A modest outdoor crowd in Federal Hill Park downtown was small enough to worry campaign staff members, who had sent out thousands of emailed invitations, hoping for something more robust than about 300 people, some of them passersby. And there were glitches: a short campaign video began playing on a huge screen, but went black when the audio malfunctioned.
And the Saturday temperature was searing enough to make “melting pot” a literal description for the crowd, beyond the 70 people standing behind the former Maryland governor (one woman wearing an American Indian headdress)to represent the nation’s diversity.
Behind barricades, a handful of protesters used whistles, shouts of “black lives matter,” and “zero tolerance,” plus handmade signs to create some counter-messaging during O’Malley’s 25-minute speech. The police and security personnel left them alone.
Standing next to his wife, Judge Katie Curran O’Malley, and their four children, the third Democrat to enter the 2016 race could hear the racket behind the bank of television cameras, but neither the mischief-makers nor a buzzing drone overhead broke his concentration.
O’Malley delivered his script with enthusiasm, at one point giving up on the teleprompter, unreadable in the sun’s glare, to carefully shuffle loose pages of text with an iron grip as a breeze threatened to carry his words into the trees.
Rather than retreat from Baltimore’s troubles, O’Malley, 52, presented himself as a liberal Democrat who understands the needs of urban America, immigrants, and working people who fear that the nation’s largest financial institutions, the corrupting power of money in politics, and divided government work against them.
“Conditions of extreme and growing poverty create conditions for extreme violence.

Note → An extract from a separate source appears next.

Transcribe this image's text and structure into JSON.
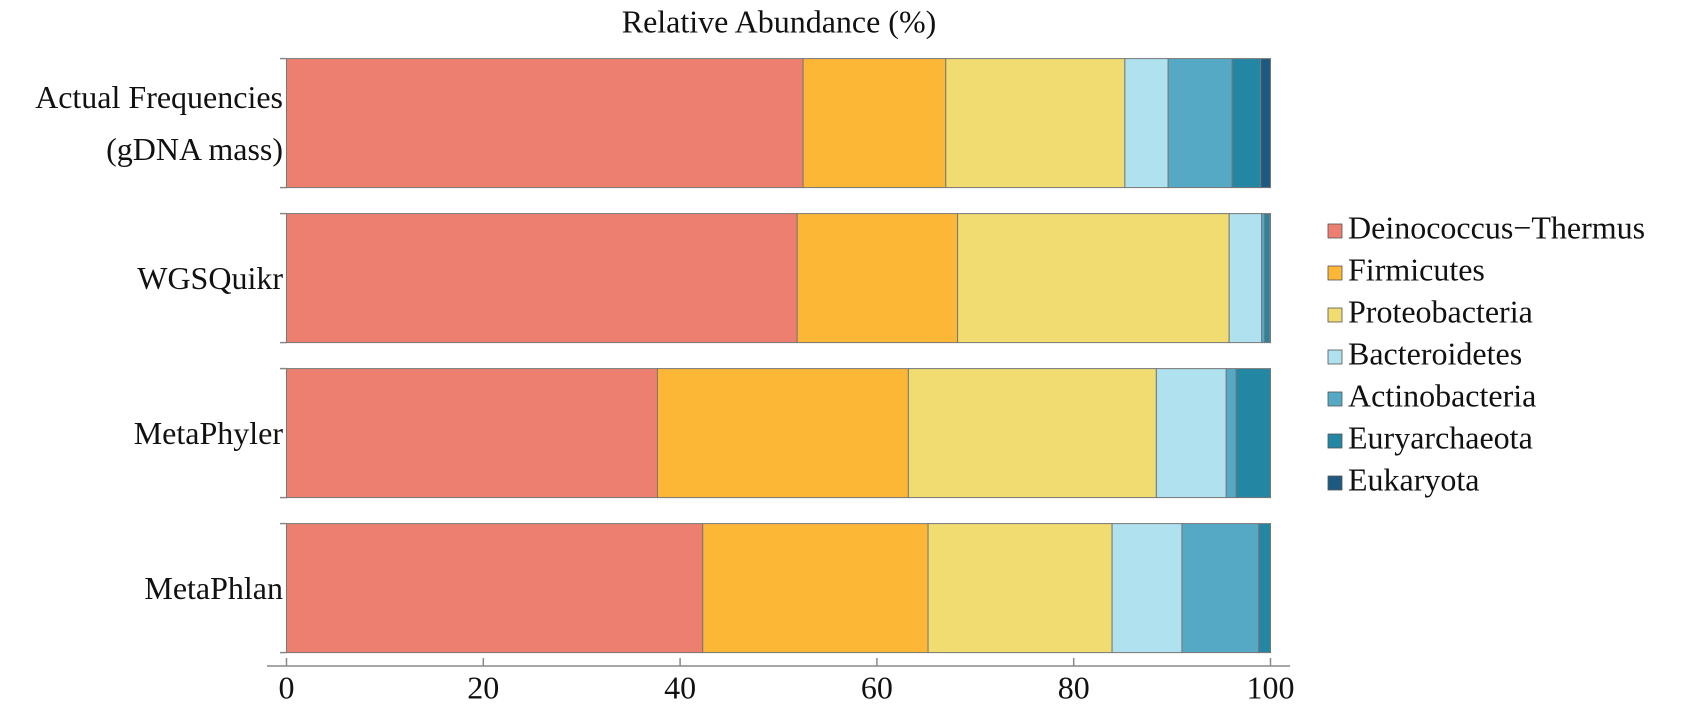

We have work to do,” O’Malley said. “Our economic and political system is upside down and backwards and it is time to turn it around.”
Hours after his announcement, O’Malley headed to Iowa for stops in Davenport and Des Moines, hoping to improve his political fortunes in the Midwestern state that holds the first Democratic Party caucus next year. From Iowa, he plans to head to New Hampshire, where challenger Sen. Bernie Sanders, the socialist-turned-independent-turned-2016 Democratic presidential candidate has been touting policies that also hew to the left of Clinton.
To move into contention, O’Malley will need to persuade voters such as Shannon Tomlinson, 31, a native of Baltimore who came to hear the former mayor announce his White House bid. She voted for him for governor, and told RCP she’s begun to sour on Clinton after initially backing her.
“You don’t know from one minute to the next what she stands for. It’s too sketchy,” Tomlinson said. “I was pulling for her, but with all the controversies, the money, and Benghazi, her server, she can’t find the emails. I’m undecided.”
But Bill Clinton is a different question, and to Tomlinson, Hillary Clinton has to win the presidency on her own, and can’t expect to do it by playing only to gender politics. “I love him,” she said. “To me, he’s the best president we ever had.”
David Brehm voted for Mitt Romney in 2012, but for Barack Obama in 2008. Standing in the shade with a friend, Brehm said he moved to Baltimore in February for his job and decided to walk a few blocks to hear O’Malley. Brehm describes himself as an independent voter who remains undecided about the 2016 contest and unimpressed by the ever-growing GOP field. “There’s no one I really feel that I can connect with,” he said of the Republicans in the race.
Hillary Clinton, he added, is “a very polished politician, who knows what she’s doing.” That knowledge could be “very useful” when it comes to international policy, he said. “But I wonder how connected to the people she is.”
“I heard a lot about rebuilding the American Dream,” Brehm said. “A lot of good words.”